Valerie's anxieties have been so bad that they've caused fainting spells and even mild delusions, so she's been prescribed anti-depressants to manage it. “It's being treated, but I hope to be weaned off it soon. Feel ko lang, it's very numbing, kaya wala akong mood mag work.” While it does wonders for her nerves, she doesn't want to rely on medication too much, so every day is a valiant struggle so she can eventually be stronger on her own.




“There was a lot of self-loathing growing up... madaming anger sa self, so I did art so people would like me. Pero siyempre, I'd get the validation externally. Part of my recent process is that I want to be happy with my work without praises.”

For someone who built an audience through social media, it took a conscious effort to pull away and stop counting likes for the benefit of her well-being. “I don't post as often anymore. I'm trying to create works for myself so I can be happy with just the process of doing.”




If you're struggling with introvert problems, Valerie attests that it gets easier with age. “As I got older, my group of friends became smaller, so we understand each other. Parang no pressure to be more vocal, parang mas nage-get mo na ang rhythm ng iba.” Today, friends comment that her aura is brighter and more open, and consider her the analytical listener whom they can run to for advice.

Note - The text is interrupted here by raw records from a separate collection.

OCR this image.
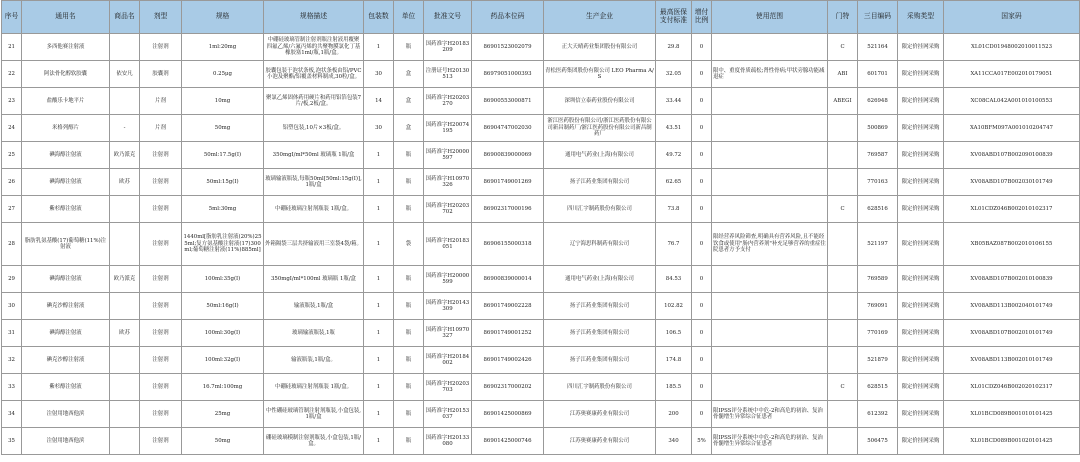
序号	通用名	商品名	剂型	规格	规格描述	包装数	单位	批准文号	药品本位码	生产企业	最高医保支付标准	增付比例	使用范围	门特	三目编码	采购类型	国家码
21	多西他赛注射液		注射剂	1ml:20mg	中硼硅玻璃管制注射剂瓶注射液用覆聚四氟乙烯/六氟丙烯的共聚物膜氯化丁基橡胶塞1ml/瓶,1瓶/盒。	1	瓶	国药准字H20183209	86901523002079	正大天晴药业集团股份有限公司	29.8	0		C	521164	限定价挂网采购	XL01CD01948002010011523
22	阿法骨化醇软胶囊	依安凡	胶囊剂	0.25μg	胶囊包装于泡状条板,泡状条板由铝/PVC小泡及聚酯/铝覆盖材料制成,30粒/盒。	30	盒	注册证号H20130513	86979051000393	青松医药集团股份有限公司 LEO Pharma A/S	32.05	0	限中、重度骨质疏松;肾性骨病;甲状旁腺功能减退症	ABI	601701	限定价挂网采购	XA11CCA017E002010179051
23	盐酸乐卡地平片		片剂	10mg	聚氯乙烯固体药用硬片和药用铝箔包装7片/板,2板/盒。	14	盒	国药准字H20203270	86900553000871	深圳信立泰药业股份有限公司	33.44	0		ABEGI	626948	限定价挂网采购	XC08CAL042A001010100553
24	米格列醇片	-	片剂	50mg	铝塑包装,10片×3板/盒。	30	盒	国药准字H20074195	86904747002030	浙江医药股份有限公司/浙江医药股份有限公司新昌制药厂/浙江医药股份有限公司新昌制药厂	43.51	0			500869	限定价挂网采购	XA10BFM097A001010204747
25	碘海醇注射液	欧乃派克	注射剂	50ml:17.5g(I)	350mgI/ml*50ml 玻璃瓶 1瓶/盒	1	瓶	国药准字H20000597	86900839000069	通用电气药业(上海)有限公司	49.72	0			769587	限定价挂网采购	XV08ABD107B002090100839
26	碘海醇注射液	欧苏	注射剂	50ml:15g(I)	玻璃输液瓶装,每瓶50ml[50ml:15g(I)],1瓶/盒	1	瓶	国药准字H10970326	86901749001269	扬子江药业集团有限公司	62.65	0			770163	限定价挂网采购	XV08ABD107B002030101749
27	紫杉醇注射液		注射剂	5ml:30mg	中硼硅玻璃注射剂瓶装 1瓶/盒。	1	瓶	国药准字H20203702	86902317000196	四川汇宇制药股份有限公司	73.8	0		C	628516	限定价挂网采购	XL01CDZ046B002010102317
28	脂肪乳氨基酸(17)葡萄糖(11%)注射液		注射剂	1440ml[脂肪乳注射液(20%)255ml;复方氨基酸注射液(17)300ml;葡萄糖注射液(11%)885ml]	外箱隔袋三层共挤输液用三室袋4袋/箱。	1	袋	国药准字H20183051	86906155000318	辽宁海思科制药有限公司	76.7	0	限经营养风险筛查,明确具有营养风险,且不能经饮食或使用"肠内营养剂"补充足够营养的重症住院患者方予支付		521197	限定价挂网采购	XB05BAZ087B002010106155
29	碘海醇注射液	欧乃派克	注射剂	100ml:35g(I)	350mgI/ml*100ml 玻璃瓶 1瓶/盒	1	瓶	国药准字H20000599	86900839000014	通用电气药业(上海)有限公司	84.53	0			769589	限定价挂网采购	XV08ABD107B002010100839
30	碘克沙醇注射液		注射剂	50ml:16g(I)	输液瓶装,1瓶/盒	1	瓶	国药准字H20143309	86901749002228	扬子江药业集团有限公司	102.82	0			769091	限定价挂网采购	XV08ABD113B002040101749
31	碘海醇注射液	欧苏	注射剂	100ml:30g(I)	玻璃输液瓶装,1瓶	1	瓶	国药准字H10970327	86901749001252	扬子江药业集团有限公司	106.5	0			770169	限定价挂网采购	XV08ABD107B002010101749
32	碘克沙醇注射液		注射剂	100ml:32g(I)	输液瓶装,1瓶/盒。	1	瓶	国药准字H20184002	86901749002426	扬子江药业集团有限公司	174.8	0			521879	限定价挂网采购	XV08ABD113B002010101749
33	紫杉醇注射液		注射剂	16.7ml:100mg	中硼硅玻璃注射剂瓶装 1瓶/盒。	1	瓶	国药准字H20203703	86902317000202	四川汇宇制药股份有限公司	185.5	0		C	628515	限定价挂网采购	XL01CDZ046B002020102317
34	注射用地西他滨		注射剂	25mg	中性硼硅玻璃管制注射剂瓶装,小盒包装,1瓶/盒	1	瓶	国药准字H20153037	86901425000869	江苏奥赛康药业有限公司	200	0	限IPSS评分系统中中危-2和高危的初治、复治骨髓增生异常综合征患者		612392	限定价挂网采购	XL01BCD089B001010101425
35	注射用地西他滨		注射剂	50mg	硼硅玻璃模制注射剂瓶装,小盒包装,1瓶/盒。	1	瓶	国药准字H20133080	86901425000746	江苏奥赛康药业有限公司	340	5%	限IPSS评分系统中中危-2和高危的初治、复治骨髓增生异常综合征患者		506475	限定价挂网采购	XL01BCD089B001020101425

The hardest thing about growing up a quiet girl? Veronica shares, “It was hard if you weren't talkative or the social butterfly. Getting bullied was a constant issue for me. It really takes a toll on your self-esteem and self-worth. I always remember my sister getting mad at me for speaking too softly. So I had to learn how to talk and speak louder. You had to adapt because the world won't be patient with you. Making people laugh became my thing because it's easier to be friends with someone funny than someone who is quiet and serious. But once in a while, I'll return to that quiet girl and become invisible for a bit. It's a good way to recharge and get away.”

These days, it's wonderful to see the childhood rivals express a genuine fondness and sisterly solidarity. “I think we're different kinds of quiet—I'm more high-strung when I'm passionate about something, and she's quieter than me but more easygoing and has a better sense of humor,” shares Valerie. As the older sister though, she admits she can't help but dish out unsolicited advice. “But I realize it only stresses her out! I feel like I'm projecting my fears and regrets onto her, so I'm trying my best to give advice only when asked. I still think she should get out more and take more risks, though! Life never happens inside a studio.”












Break the ice with Valerie and Veronica by talking about:

✿ Animals and animal sounds (ask Valerie to do “reluctant goat”)

✿ Sitcoms, cartoons, and animé (Rick & Morty! Naruto! Daria!)